There is one little amusing incident about the Wyman's in addition to Uncle Frampton's automobile scare; it was an experience of Dr. Holbrook Wyman. While he was in his buggy, he was stopped by a patient, who requested hem to pull a tooth. As some of you know, Cousin Holbrook was a very large man, and he did not want to get out of the buggy to extract the tooth, so he applied his tooth pullers on the man's tooth while he was still sitting in the buggy. Of course the man started yelling and the horse ran away. But when the excitement was over, Cousin Holbrook still had the tooth pullers with the man's tooth in his hands.

You will note that from the original Joel W. Wyman there are four physician sons, William, Benjamin, Hastings, and Frampton; there were nine grandsons, Joel, son of William; Holbrook; Joel, son of Holbrook, Sr.; Delacy, Harry, Ben, Hayboy, James Frampton, and Hastings; there were ten great grandsons, C. P. Vincent, Hugh, Joel, Edward, Dudley Jones, Parker Jones, Ben, Jr., Dibble, Frampton, and Courtenay Freeman; there were three great great grandsons, Charles Vincent, III, Hugh Vincent, Jr., and Wallace McNair. This makes a total of 26 physicians, all descendants of the original Joel W. Wyman of South Carolina.

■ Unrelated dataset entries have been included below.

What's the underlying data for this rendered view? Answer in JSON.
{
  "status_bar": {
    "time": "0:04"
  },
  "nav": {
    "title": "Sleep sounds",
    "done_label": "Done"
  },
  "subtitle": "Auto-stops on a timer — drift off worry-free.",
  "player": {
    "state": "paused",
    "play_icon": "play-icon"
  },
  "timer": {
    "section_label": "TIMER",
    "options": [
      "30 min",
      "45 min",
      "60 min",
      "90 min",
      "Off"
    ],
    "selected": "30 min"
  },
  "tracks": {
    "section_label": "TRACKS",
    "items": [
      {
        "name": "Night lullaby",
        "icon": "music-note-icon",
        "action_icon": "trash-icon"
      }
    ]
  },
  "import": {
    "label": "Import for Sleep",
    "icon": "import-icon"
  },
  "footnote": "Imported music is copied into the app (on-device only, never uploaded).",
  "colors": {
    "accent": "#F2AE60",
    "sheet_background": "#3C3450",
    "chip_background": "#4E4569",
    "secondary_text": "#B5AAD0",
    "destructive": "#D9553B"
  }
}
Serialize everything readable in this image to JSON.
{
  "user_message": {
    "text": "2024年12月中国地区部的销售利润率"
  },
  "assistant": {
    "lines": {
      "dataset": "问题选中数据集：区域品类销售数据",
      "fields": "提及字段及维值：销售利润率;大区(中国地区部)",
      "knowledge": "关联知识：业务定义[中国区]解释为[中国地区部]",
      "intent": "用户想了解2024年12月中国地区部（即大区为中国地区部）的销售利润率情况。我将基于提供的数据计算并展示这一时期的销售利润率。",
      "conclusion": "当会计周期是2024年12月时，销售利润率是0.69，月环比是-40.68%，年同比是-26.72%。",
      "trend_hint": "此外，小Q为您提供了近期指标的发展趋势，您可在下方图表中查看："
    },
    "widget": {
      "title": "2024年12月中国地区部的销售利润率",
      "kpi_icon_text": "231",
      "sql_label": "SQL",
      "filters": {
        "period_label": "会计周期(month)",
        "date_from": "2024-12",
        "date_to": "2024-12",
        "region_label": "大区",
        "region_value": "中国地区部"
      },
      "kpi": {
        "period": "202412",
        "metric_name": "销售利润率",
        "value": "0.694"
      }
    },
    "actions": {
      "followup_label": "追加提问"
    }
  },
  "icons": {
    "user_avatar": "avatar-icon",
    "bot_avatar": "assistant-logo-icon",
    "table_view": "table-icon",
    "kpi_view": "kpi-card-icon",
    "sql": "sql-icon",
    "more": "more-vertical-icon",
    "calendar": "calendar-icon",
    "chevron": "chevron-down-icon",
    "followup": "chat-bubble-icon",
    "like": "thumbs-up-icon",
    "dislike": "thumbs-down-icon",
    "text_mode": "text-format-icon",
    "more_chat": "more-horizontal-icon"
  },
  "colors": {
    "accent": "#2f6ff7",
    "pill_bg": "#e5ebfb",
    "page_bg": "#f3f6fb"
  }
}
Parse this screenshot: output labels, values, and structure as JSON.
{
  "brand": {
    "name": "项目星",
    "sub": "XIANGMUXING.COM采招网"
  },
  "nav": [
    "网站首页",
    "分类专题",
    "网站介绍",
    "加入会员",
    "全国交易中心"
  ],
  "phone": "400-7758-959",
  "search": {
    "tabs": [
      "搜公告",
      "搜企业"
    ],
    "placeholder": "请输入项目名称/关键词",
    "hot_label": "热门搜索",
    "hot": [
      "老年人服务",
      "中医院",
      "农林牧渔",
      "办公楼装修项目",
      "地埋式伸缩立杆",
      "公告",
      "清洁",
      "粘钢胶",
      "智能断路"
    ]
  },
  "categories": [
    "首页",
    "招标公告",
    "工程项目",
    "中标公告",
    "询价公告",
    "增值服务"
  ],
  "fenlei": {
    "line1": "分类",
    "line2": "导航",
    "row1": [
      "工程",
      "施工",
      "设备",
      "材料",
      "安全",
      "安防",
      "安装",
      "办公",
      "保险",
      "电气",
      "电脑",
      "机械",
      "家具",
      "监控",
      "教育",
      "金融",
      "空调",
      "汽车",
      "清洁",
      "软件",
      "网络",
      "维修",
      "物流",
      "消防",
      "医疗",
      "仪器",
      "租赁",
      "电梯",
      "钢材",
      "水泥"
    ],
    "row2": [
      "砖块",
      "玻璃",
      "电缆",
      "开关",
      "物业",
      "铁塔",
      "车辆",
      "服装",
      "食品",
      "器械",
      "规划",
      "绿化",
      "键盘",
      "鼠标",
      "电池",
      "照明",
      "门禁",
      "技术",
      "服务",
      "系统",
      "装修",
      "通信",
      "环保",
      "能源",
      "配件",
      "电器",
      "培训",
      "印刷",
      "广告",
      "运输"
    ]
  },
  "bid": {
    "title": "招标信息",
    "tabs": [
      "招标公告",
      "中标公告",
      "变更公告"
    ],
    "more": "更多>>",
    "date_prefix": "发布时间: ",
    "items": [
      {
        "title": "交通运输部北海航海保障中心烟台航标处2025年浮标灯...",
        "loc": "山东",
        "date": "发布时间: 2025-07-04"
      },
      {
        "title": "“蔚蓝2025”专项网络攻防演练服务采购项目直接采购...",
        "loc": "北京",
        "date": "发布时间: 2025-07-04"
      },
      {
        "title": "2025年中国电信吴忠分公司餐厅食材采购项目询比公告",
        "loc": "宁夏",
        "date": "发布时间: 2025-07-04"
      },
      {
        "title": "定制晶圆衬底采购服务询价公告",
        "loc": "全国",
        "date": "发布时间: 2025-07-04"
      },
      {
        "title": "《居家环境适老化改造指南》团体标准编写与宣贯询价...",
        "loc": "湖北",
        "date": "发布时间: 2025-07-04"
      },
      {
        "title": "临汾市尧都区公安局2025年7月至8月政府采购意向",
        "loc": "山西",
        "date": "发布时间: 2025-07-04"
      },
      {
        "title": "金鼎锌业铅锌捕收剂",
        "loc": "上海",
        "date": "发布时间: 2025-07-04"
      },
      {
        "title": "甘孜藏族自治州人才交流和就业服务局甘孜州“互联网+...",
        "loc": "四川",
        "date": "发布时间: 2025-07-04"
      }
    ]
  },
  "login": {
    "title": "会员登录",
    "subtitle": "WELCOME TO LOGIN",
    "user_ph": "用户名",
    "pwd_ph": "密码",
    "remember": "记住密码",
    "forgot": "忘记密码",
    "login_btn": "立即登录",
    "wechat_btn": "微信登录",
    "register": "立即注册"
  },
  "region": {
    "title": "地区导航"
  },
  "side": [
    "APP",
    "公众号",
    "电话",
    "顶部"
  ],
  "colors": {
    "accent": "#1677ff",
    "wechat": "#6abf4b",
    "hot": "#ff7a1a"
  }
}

Note: Joel W. Wyman came to South Carolina and married a Miss Hay. Later a sister of Joel's, a Miss Wyman from Massachusetts, visited South Carolina, and carried a South Carolina husband named Mr. Hay back to Massachusetts where their descendants reside to this day. We now have South Carolina Hays in Massachusetts and Massachusetts Wymans in South Carolina.

How did the Northern and Southern Wymans and Hays feel during the "War between the States"? I don't know, but it was about half a century after the war before they knew much about each other.

The first Joel Wyman had five of his sons on the Confederate side and one of his sons, Hay, gave his life to the Southern cause.

I doubt if any of the members of either family were ever hanged for horse stealing.